Quelques mois plus tard, pour sa troisième participation à la coupe intercontinentale, le Peñarol bat le Real Madrid à deux reprises sur le même score (2-0), grâce notamment à trois buts de Spencer[20].

Les Uruguayens continuent à collectionner les succès jusqu'à la fin de la décennie avec deux nouveaux titres domestiques (en 1967 et 1968), marqués par une série record de 56 matches sans défaite, du 3 septembre 1966 au 14 septembre 1968. Éliminée en demi-finale de la Copa Libertadores 1968 par Palmeiras et de la Copa Libertadores 1969 par le Nacional, l'équipe remporte la deuxième et dernière édition de la Supercoupe des champions intercontinentaux en 1969. En 1970, le Peñarol accède de nouveau en finale de la Copa Libertadores, après avoir disposé des Vénézueliens du Valencia FC (écrasé sur le score record de 11-2[19]), Galicia, Guaraní, de la LDU Quito et enfin d'Universidad de Chile, à la différence de buts, en demi-finale. Mais l'équipe s'incline finalement face aux Argentins d'Estudiantes de La Plata (0-1 ; 0-0).

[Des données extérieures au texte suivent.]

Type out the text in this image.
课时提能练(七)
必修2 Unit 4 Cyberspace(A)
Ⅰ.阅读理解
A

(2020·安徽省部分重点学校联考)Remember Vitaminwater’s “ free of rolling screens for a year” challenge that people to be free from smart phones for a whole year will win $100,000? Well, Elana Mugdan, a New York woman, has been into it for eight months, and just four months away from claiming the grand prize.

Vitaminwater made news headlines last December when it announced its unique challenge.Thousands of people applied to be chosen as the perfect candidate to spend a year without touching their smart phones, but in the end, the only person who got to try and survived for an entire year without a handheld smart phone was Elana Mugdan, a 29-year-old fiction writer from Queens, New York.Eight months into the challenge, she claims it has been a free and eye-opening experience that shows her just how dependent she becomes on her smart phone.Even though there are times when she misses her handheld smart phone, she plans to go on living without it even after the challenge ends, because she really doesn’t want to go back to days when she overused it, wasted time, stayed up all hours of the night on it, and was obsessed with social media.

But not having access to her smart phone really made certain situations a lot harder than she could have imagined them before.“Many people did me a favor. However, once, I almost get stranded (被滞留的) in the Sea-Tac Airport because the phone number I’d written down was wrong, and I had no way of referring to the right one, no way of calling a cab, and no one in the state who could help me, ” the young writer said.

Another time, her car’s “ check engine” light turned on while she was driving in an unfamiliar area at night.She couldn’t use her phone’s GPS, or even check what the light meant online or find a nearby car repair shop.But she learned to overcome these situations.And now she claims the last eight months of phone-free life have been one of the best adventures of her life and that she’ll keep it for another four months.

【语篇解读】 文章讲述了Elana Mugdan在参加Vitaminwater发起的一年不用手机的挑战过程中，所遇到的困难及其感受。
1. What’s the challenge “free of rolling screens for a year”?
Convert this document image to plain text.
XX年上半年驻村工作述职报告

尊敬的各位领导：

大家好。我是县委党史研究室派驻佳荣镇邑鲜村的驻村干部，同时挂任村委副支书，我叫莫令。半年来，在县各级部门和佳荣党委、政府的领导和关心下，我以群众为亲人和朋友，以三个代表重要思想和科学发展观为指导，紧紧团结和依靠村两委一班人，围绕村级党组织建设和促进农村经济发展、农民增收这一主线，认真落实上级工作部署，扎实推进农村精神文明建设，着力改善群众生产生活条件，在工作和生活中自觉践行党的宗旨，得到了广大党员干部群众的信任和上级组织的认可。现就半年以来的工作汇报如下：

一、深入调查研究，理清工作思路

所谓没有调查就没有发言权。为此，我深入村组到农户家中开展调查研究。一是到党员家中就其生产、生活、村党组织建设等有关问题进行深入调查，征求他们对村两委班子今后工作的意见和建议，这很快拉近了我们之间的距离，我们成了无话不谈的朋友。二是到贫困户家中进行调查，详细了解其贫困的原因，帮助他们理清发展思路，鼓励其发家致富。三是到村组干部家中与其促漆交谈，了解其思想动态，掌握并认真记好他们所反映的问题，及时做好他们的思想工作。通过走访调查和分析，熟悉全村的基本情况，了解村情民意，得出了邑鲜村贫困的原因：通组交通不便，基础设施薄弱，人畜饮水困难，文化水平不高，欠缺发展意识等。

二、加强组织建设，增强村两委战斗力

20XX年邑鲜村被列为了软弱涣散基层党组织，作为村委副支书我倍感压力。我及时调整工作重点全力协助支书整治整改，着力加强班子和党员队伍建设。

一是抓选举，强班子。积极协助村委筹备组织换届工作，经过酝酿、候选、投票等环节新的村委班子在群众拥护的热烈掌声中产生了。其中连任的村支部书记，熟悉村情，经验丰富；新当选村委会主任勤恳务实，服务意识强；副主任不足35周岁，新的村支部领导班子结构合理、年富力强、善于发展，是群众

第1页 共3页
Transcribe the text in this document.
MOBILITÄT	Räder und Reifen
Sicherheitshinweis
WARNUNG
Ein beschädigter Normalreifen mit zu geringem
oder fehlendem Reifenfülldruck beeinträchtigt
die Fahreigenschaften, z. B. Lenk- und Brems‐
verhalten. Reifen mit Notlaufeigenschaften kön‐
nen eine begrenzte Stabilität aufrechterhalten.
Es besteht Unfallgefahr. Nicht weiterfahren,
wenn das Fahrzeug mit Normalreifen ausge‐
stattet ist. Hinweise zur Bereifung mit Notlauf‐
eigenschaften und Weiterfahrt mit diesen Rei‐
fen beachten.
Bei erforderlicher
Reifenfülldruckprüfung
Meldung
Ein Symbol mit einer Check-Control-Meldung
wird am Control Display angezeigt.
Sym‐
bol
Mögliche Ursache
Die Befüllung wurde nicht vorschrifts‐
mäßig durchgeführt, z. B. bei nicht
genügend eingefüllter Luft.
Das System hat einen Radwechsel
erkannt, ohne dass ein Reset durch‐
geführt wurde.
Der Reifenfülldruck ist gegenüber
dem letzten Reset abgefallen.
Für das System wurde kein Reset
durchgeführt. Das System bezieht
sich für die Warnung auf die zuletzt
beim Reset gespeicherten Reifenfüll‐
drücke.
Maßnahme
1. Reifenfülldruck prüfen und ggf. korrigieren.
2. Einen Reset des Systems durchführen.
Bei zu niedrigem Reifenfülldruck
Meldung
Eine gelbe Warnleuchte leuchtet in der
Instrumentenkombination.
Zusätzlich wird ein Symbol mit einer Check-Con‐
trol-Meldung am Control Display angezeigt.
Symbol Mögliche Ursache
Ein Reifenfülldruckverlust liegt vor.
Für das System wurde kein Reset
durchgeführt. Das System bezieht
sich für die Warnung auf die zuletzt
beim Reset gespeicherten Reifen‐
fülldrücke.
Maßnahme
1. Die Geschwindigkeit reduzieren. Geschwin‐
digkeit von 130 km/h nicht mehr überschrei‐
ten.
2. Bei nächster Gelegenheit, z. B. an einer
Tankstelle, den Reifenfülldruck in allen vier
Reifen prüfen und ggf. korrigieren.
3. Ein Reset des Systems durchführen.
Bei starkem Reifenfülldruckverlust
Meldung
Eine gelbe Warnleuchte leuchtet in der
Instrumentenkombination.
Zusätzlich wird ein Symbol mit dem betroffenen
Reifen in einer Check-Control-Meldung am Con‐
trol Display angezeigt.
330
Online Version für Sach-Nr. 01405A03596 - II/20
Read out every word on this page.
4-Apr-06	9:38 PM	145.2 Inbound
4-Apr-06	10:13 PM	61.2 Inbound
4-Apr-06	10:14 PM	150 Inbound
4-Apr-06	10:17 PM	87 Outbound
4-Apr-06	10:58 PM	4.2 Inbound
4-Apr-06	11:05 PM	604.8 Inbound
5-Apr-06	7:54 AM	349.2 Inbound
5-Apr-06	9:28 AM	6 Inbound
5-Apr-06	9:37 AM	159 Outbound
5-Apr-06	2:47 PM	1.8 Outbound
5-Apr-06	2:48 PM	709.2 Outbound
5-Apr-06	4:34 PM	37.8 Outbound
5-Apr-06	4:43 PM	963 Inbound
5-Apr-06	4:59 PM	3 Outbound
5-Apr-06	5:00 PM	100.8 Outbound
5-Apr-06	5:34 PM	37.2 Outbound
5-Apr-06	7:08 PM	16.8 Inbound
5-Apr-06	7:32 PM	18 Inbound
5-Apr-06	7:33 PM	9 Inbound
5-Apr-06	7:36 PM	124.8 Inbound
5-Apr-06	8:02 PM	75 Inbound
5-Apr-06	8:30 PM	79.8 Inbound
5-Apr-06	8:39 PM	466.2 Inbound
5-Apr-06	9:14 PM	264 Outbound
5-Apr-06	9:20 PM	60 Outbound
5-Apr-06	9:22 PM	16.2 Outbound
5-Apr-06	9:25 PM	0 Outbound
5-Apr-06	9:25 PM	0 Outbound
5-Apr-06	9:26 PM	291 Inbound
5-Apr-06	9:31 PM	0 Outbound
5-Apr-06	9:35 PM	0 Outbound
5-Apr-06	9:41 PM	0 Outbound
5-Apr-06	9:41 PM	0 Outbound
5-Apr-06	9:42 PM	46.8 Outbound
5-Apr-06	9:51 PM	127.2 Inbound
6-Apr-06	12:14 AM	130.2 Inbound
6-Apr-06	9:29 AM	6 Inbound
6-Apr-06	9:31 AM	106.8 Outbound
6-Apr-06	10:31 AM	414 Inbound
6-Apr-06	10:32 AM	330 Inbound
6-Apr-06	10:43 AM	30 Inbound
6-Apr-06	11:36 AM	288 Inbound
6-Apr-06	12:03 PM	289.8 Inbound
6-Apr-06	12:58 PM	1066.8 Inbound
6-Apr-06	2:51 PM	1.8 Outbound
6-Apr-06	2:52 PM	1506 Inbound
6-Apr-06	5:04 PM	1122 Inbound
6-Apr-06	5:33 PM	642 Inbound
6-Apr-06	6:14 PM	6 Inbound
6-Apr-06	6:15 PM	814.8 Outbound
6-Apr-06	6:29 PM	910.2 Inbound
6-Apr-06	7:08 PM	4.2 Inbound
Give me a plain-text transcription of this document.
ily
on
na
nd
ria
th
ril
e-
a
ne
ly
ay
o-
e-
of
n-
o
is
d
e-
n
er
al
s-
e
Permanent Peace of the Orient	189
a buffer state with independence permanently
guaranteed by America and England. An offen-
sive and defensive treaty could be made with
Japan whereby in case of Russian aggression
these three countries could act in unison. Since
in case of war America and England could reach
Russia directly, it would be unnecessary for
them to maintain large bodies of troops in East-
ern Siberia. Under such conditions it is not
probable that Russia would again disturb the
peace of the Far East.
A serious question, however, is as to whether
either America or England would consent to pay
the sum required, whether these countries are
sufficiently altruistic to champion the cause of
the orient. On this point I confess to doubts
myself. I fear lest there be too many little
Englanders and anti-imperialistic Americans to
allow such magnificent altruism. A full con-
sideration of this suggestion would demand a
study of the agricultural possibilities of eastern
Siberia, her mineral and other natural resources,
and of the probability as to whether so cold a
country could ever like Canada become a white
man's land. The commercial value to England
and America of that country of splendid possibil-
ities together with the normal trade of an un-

La transition des années 1970 (1971-1980)[modifier | modifier le code]

Dominés par les tricolores du Nacional sur la scène intérieure à partir de 1969, au point de terminer troisièmes du championnat en 1970 derrière Huracán Buceo (leur plus mauvais classement depuis 1940), les manyas sont éliminés de la Copa Libertadores 1971 par leurs rivaux, qui remportent finalement le trophée. Cette même année, les aurinegros leur tiennent tête le temps de la saison régulière mais s'inclinent de nouveau en play-offs.

Renforcée par le recrutement du buteur Fernando Morena en 1973, auteur de 84 buts en 66 matchs lors de ses trois premières saisons de championnat, et dirigée par Hugo Bagnulo, de retour après son premier passage en 1958-1959, l'équipe de Montevideo remporte trois titres d'affilée.

Lors de la Copa Libertadores 1974, le club est le premier à réaliser l'exploit de remporter un match de cette compétition en Argentine (sur le terrain d'Huracán, 3-0), mais il est finalement éliminé par Independiente, futur vainqueur, dans la phase de groupe des demi-finales. L'année suivante, il est battu dès la phase de groupe par les Chiliens d'Universitario.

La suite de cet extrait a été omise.